An experimental Hacker News reader incorporating sentiment analysis of comments.
A color label for each story is produced by taking the mean of the sentiment of each comment, multiplying this by the log of the number of comments (to reduce the variance of stories with few comments), and finally estimating the area under the probability density function between this score and the mean score. This results in an even distribution of scores, essentially magnifying differences close to the mean.
Each comment is labeled using the same method, but the histogram shows the raw scores.
Uses node.js, React, D3.js, and the sentiment module.
Use tf-idf to identify the N most "important" words within a comment thread, relative to a corpus of comments.
- Generate csv with large corpus of comments .
- Analyze corpus with tf-idf, and store the idf cache in a json file.
- Given a story, load the idf cache for the corpus.
- Calculate the tf-idf for each term in the comment thread (normalize by length?), relative to the corpus.
- Select some N terms with the highest scores.

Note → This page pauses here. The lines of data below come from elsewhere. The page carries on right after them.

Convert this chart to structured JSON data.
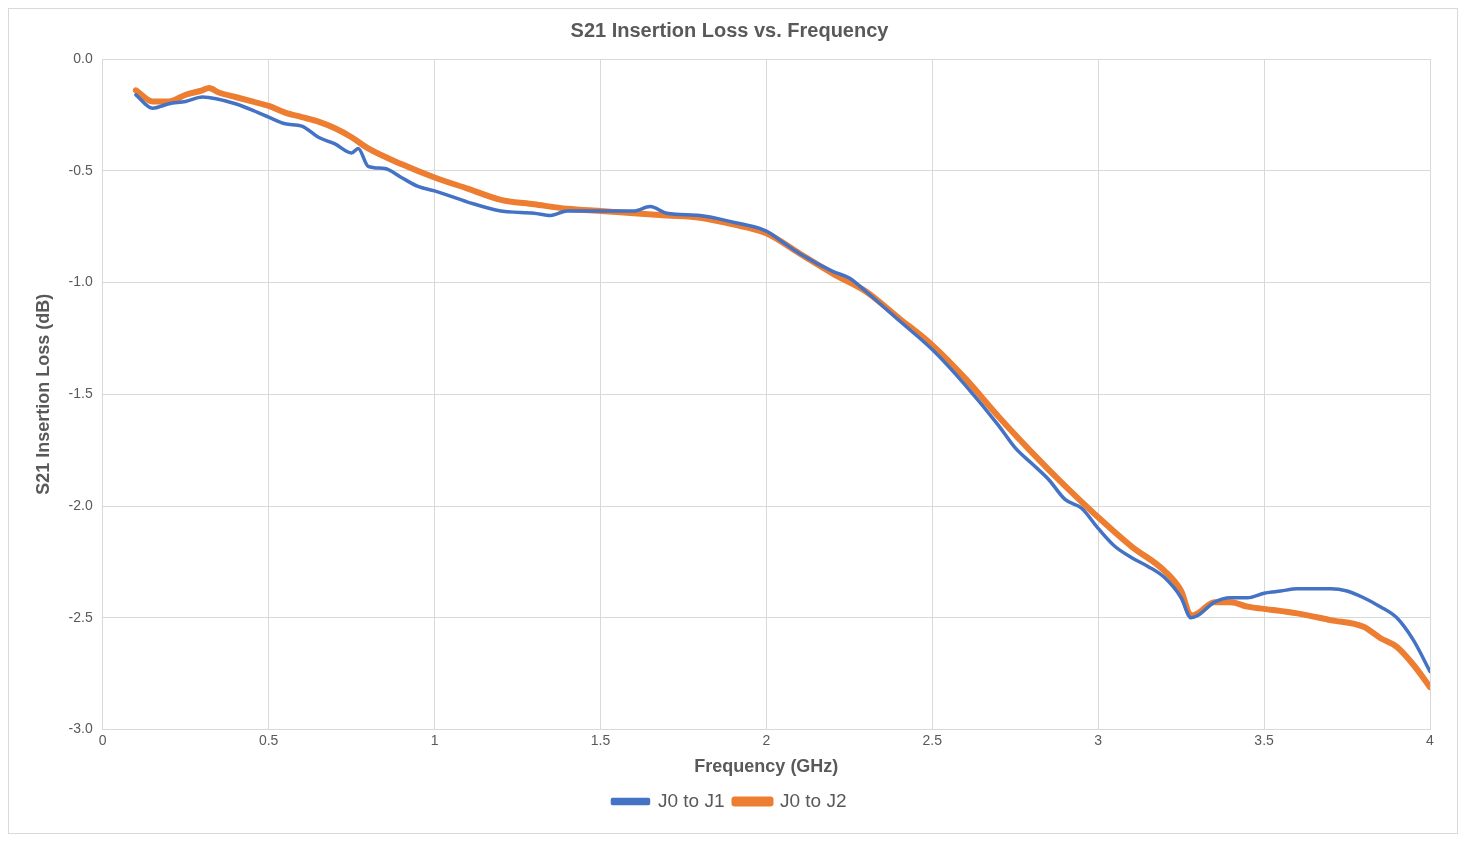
{
  "chart_data": {
    "type": "line",
    "title": "S21 Insertion Loss vs. Frequency",
    "xlabel": "Frequency (GHz)",
    "ylabel": "S21 Insertion Loss (dB)",
    "xlim": [
      0,
      4
    ],
    "xticks": [
      0,
      0.5,
      1,
      1.5,
      2,
      2.5,
      3,
      3.5,
      4
    ],
    "ylim": [
      -3,
      0
    ],
    "yticks": [
      {
        "value": 0,
        "label": "0.0"
      },
      {
        "value": -0.5,
        "label": "-0.5"
      },
      {
        "value": -1,
        "label": "-1.0"
      },
      {
        "value": -1.5,
        "label": "-1.5"
      },
      {
        "value": -2,
        "label": "-2.0"
      },
      {
        "value": -2.5,
        "label": "-2.5"
      },
      {
        "value": -3,
        "label": "-3.0"
      }
    ],
    "grid": true,
    "legend": "bottom",
    "marker": "none",
    "line_style": "solid",
    "series": [
      {
        "name": "J0 to J1",
        "color": "#4472c4",
        "x": [
          0.1,
          0.15,
          0.2,
          0.25,
          0.3,
          0.4,
          0.5,
          0.55,
          0.6,
          0.65,
          0.7,
          0.75,
          0.77,
          0.8,
          0.85,
          0.9,
          0.95,
          1.0,
          1.1,
          1.2,
          1.3,
          1.35,
          1.4,
          1.5,
          1.6,
          1.65,
          1.7,
          1.8,
          1.9,
          2.0,
          2.05,
          2.1,
          2.2,
          2.25,
          2.3,
          2.4,
          2.5,
          2.6,
          2.7,
          2.75,
          2.8,
          2.85,
          2.9,
          2.95,
          3.0,
          3.05,
          3.1,
          3.15,
          3.2,
          3.25,
          3.28,
          3.3,
          3.35,
          3.4,
          3.45,
          3.5,
          3.55,
          3.6,
          3.65,
          3.7,
          3.75,
          3.8,
          3.85,
          3.9,
          3.95,
          4.0
        ],
        "values": [
          -0.16,
          -0.22,
          -0.2,
          -0.19,
          -0.17,
          -0.2,
          -0.26,
          -0.29,
          -0.3,
          -0.35,
          -0.38,
          -0.42,
          -0.4,
          -0.48,
          -0.49,
          -0.53,
          -0.57,
          -0.59,
          -0.64,
          -0.68,
          -0.69,
          -0.7,
          -0.68,
          -0.68,
          -0.68,
          -0.66,
          -0.69,
          -0.7,
          -0.73,
          -0.77,
          -0.82,
          -0.87,
          -0.95,
          -0.98,
          -1.04,
          -1.17,
          -1.3,
          -1.46,
          -1.64,
          -1.74,
          -1.81,
          -1.88,
          -1.97,
          -2.01,
          -2.1,
          -2.18,
          -2.23,
          -2.27,
          -2.32,
          -2.41,
          -2.5,
          -2.49,
          -2.43,
          -2.41,
          -2.41,
          -2.39,
          -2.38,
          -2.37,
          -2.37,
          -2.37,
          -2.38,
          -2.41,
          -2.45,
          -2.5,
          -2.6,
          -2.74
        ]
      },
      {
        "name": "J0 to J2",
        "color": "#ed7d31",
        "x": [
          0.1,
          0.15,
          0.2,
          0.25,
          0.3,
          0.32,
          0.35,
          0.4,
          0.45,
          0.5,
          0.55,
          0.6,
          0.65,
          0.7,
          0.75,
          0.8,
          0.9,
          1.0,
          1.1,
          1.2,
          1.3,
          1.4,
          1.5,
          1.6,
          1.7,
          1.8,
          1.9,
          2.0,
          2.1,
          2.2,
          2.3,
          2.4,
          2.5,
          2.6,
          2.7,
          2.8,
          2.9,
          3.0,
          3.1,
          3.2,
          3.25,
          3.28,
          3.3,
          3.35,
          3.4,
          3.45,
          3.5,
          3.6,
          3.7,
          3.8,
          3.85,
          3.9,
          3.95,
          4.0
        ],
        "values": [
          -0.14,
          -0.19,
          -0.19,
          -0.16,
          -0.14,
          -0.13,
          -0.15,
          -0.17,
          -0.19,
          -0.21,
          -0.24,
          -0.26,
          -0.28,
          -0.31,
          -0.35,
          -0.4,
          -0.47,
          -0.53,
          -0.58,
          -0.63,
          -0.65,
          -0.67,
          -0.68,
          -0.69,
          -0.7,
          -0.71,
          -0.74,
          -0.78,
          -0.87,
          -0.96,
          -1.04,
          -1.16,
          -1.28,
          -1.43,
          -1.6,
          -1.76,
          -1.91,
          -2.05,
          -2.18,
          -2.29,
          -2.38,
          -2.49,
          -2.48,
          -2.43,
          -2.43,
          -2.45,
          -2.46,
          -2.48,
          -2.51,
          -2.54,
          -2.59,
          -2.63,
          -2.71,
          -2.81
        ]
      }
    ]
  }
}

Use the presence (or frequency?) of these words in each comment as features in a clustering model. Maybe exclude some if they are too common?
- For each comment create a vector from the presence/frequency/tfidf of each term.
- Do some kind of clustering using the vectors.
See: http://brandonrose.org/clustering
- Check distribution of comments
- Performance: http://benchling.engineering/performance-engineering-with-react/